Ich würde ihn gerne zum Abschied küssen und umarmen, aber meine Hofdamen und seine Offiziere sind in Sichtweite und stehen wartend bereit. Auf Caesars Gesicht bereitet sich ein feines ironisches Lächeln aus. Was soll‘s! Ich stelle mich auf die Zehenspitzen und hauche ihm einen Kuss auf die Wange. „Bis heute Abend, Geliebter.“
„Bis heute abend, kleine Göttin!“ Seine leisen Worte legen sich wie Balsam um meine Seele und sofort fühle ich mich sicher und beruhigt. Einen Moment spüre ich noch den starken Griff seiner Hand um meine Taille, dann hat er sich bereits abgewendet und den Raum mit seinen Männern verlassen. Nur einige römische Wachen bleiben in den Ecken des Raumes zurück und starren wie immer stoisch geradeaus, als hätten sie diesen intimen Moment zwischen ihrem Feldherrn und der ägyptischen Königin gar nicht mitbekommen.
„Lasst uns ins Peristyl gehen“, beschließe ich. Charmion und Khered-Anch folgen mir schweigend in den von ionischen Säulen umgebenen Innenhof des Palastes.
Im Schatten der Kolonnaden und zweier Olivenbäume setze ich mich auf eine Bank und bedeute meinen beiden Hofdamen, sich ebenfalls zu setzen. Zwei kleine orangene Monarchfalter[3] umflattern uns. Eins der filigranen Geschöpfe setzt sich für einen Augenblick auf mein Knie. Fasziniert betrachte ich das kunstvolle weiße Muster auf den schwarzen Flügelspitzen des Schmetterlings.

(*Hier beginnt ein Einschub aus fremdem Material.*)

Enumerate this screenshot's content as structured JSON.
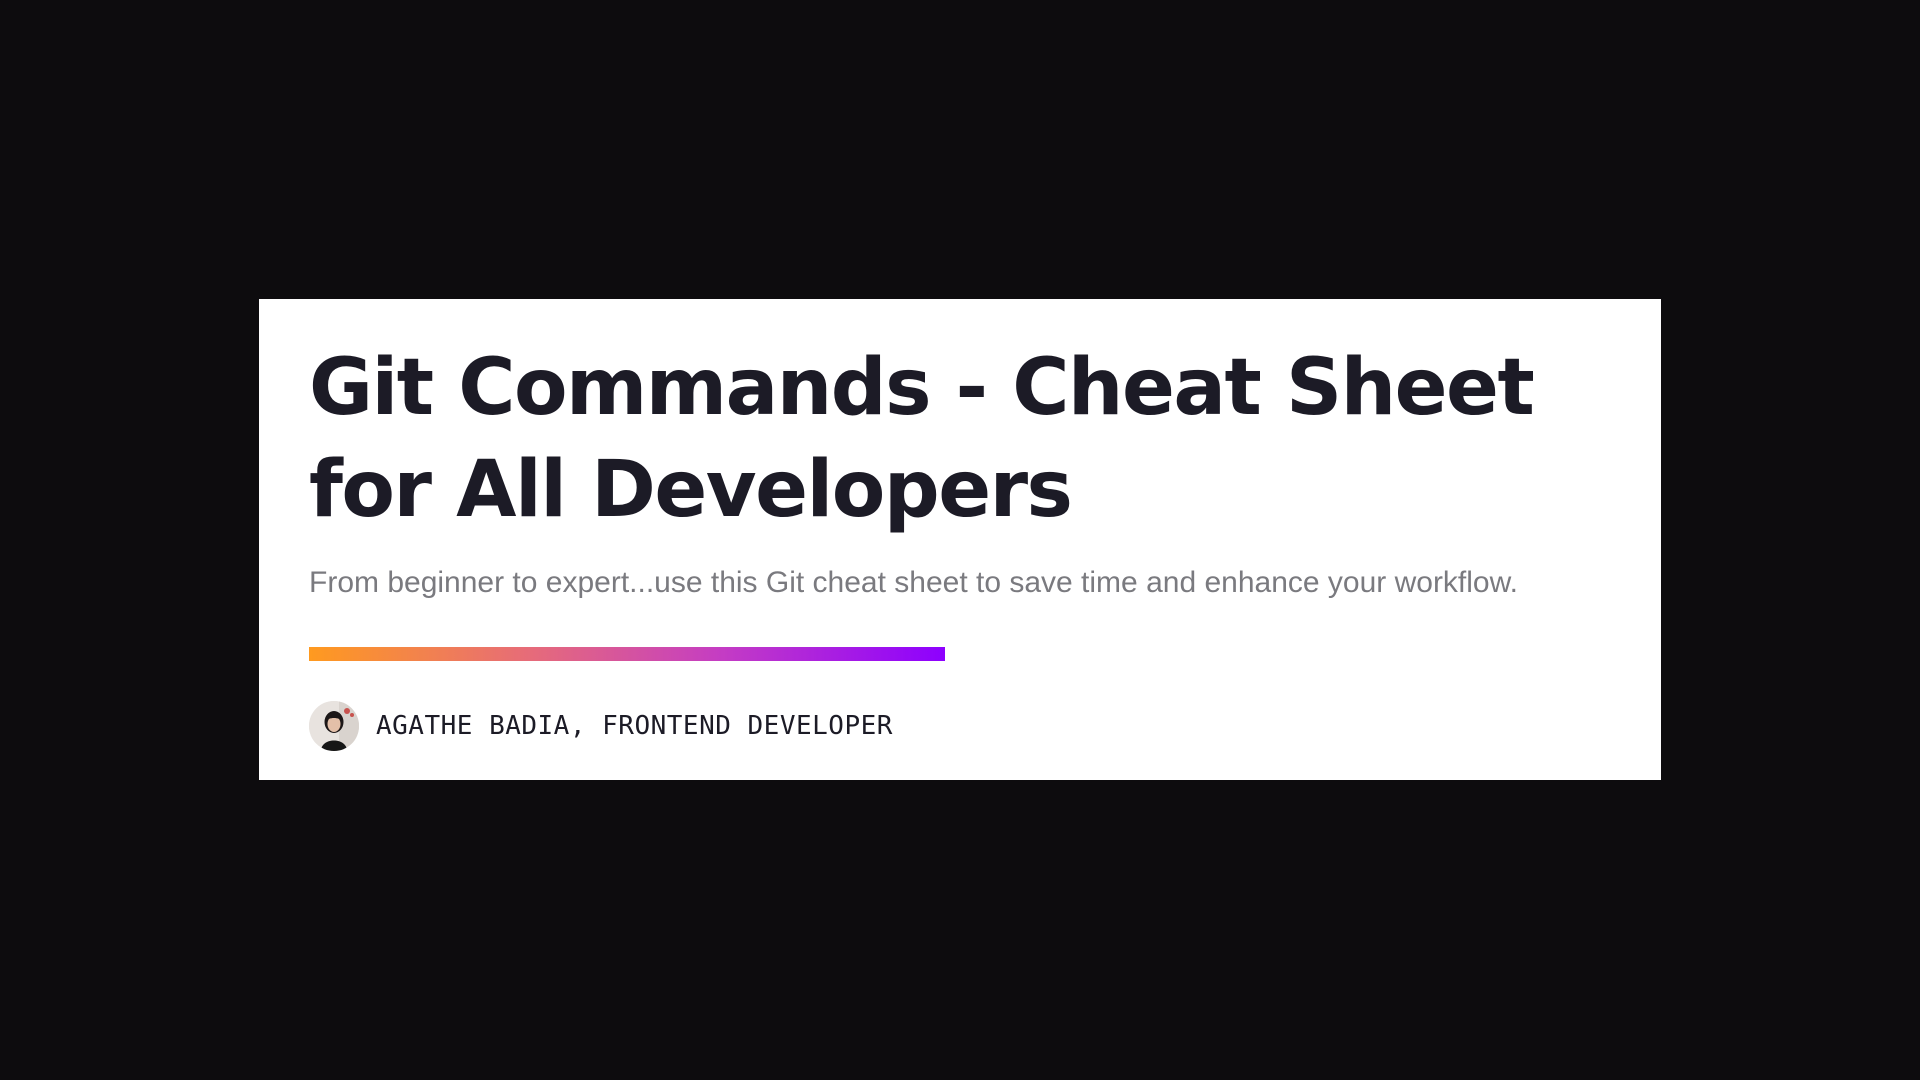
{
  "article": {
    "title": "Git Commands - Cheat Sheet for All Developers",
    "subtitle": "From beginner to expert...use this Git cheat sheet to save time and enhance your workflow.",
    "author": "AGATHE BADIA, FRONTEND DEVELOPER",
    "avatar_icon": "author-avatar-photo"
  },
  "colors": {
    "page_background": "#0d0c0e",
    "card_background": "#ffffff",
    "title_color": "#1c1b26",
    "subtitle_color": "#7a7a7f",
    "gradient_start": "#ff9a1f",
    "gradient_end": "#8d00ff"
  }
}
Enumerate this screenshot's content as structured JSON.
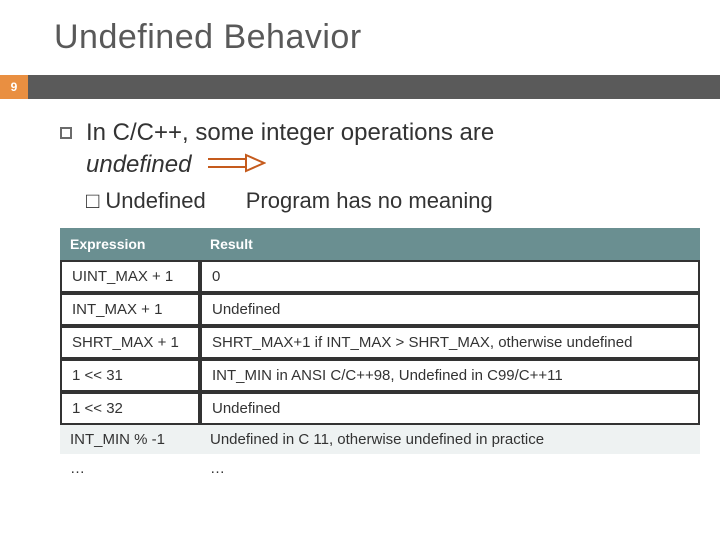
{
  "title": "Undefined Behavior",
  "page_number": "9",
  "bullet": {
    "lead_a": "In C/C++, some integer operations are",
    "lead_b_italic": "undefined",
    "sub_marker": "□",
    "sub_label": "Undefined",
    "meaning": "Program has no meaning"
  },
  "table": {
    "headers": {
      "expr": "Expression",
      "result": "Result"
    },
    "rows": [
      {
        "expr": "UINT_MAX + 1",
        "result": "0"
      },
      {
        "expr": "INT_MAX + 1",
        "result": "Undefined"
      },
      {
        "expr": "SHRT_MAX + 1",
        "result": "SHRT_MAX+1 if INT_MAX > SHRT_MAX, otherwise undefined"
      },
      {
        "expr": "1 << 31",
        "result": "INT_MIN in ANSI C/C++98, Undefined in C99/C++11"
      },
      {
        "expr": "1 << 32",
        "result": "Undefined"
      },
      {
        "expr": "INT_MIN % -1",
        "result": "Undefined in C 11, otherwise undefined in practice"
      },
      {
        "expr": "…",
        "result": "…"
      }
    ]
  }
}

„Machen wir jetzt das, was ich denke?“, ergreift Charmion nach einer Weile das Wort und streicht dabei vielsagend über den Zylinder aus ziseliertem Silber an ihrem Gürtel.
„Ja“, beschließe ich. „Falls sich jemand wundern sollte, dass ich mich so lange in deinen Gemächern aufhalte, erzählen wir, dass ich mich für die alte makedonische Wandmalerei dort interessiere und Vorlagen für Caesars geplanten Tempel in Alexandria suche.“
„Vorlagen für Caesars Tempel in meinem Zimmer?“, fragt Charmion etwas skeptisch.
„Ja.“ Ich zucke mit den Schultern und grinse. „Dort sind viele architektonische Elemente und Portale abgebildet. Andere Gebäude kann ich ja heute schlecht besuchen, da muss ich mich von dem inspirieren lassen, was ich hier im Palast finde. Wie zum Beispiel von der Anordnung der Säulen hier im Peristyl.“ Und dabei lasse ich den Blick durch den schattigen Innenhof wandern. Das Grün der Palmen und Olivenbäume bildet einen starken Kontrast zu den Rottönen der Rosengranit-Säulen und zu dem Stück türkisblauen Himmels über uns.
„Allerdings würde ich für seinen Tempel lieber dorische Kapitelle vorschlagen, als korinthische oder ionische“, scherze ich weiter.
„Warum?“, fragt Khered-Anch erstaunt. Und wieder einmal wird mir bewusst, dass vieles der hellenistischen Lebensart Alexandrias für die memphitische Priestertochter neu und ungewohnt ist.
„In der griechischen Architektur gelten dorische Kapitelle als männlich und wehrhaft, während ionische als weiblich und kultiviert angesehen werden. Korinthische gelten als zart und schlank“, erklärt Charmion geduldig.
„Ich kannte bisher nur ägyptische Säulenformen“, gibt Khered-Anch zu. „Hathor-Kapitelle für weibliche Gottheiten, offene und geschlossene Papyruskapitelle für bestimmte Positionen im Hypostyl…naja und so weiter.“ Sie verstummt und sieht mich entschuldigend an.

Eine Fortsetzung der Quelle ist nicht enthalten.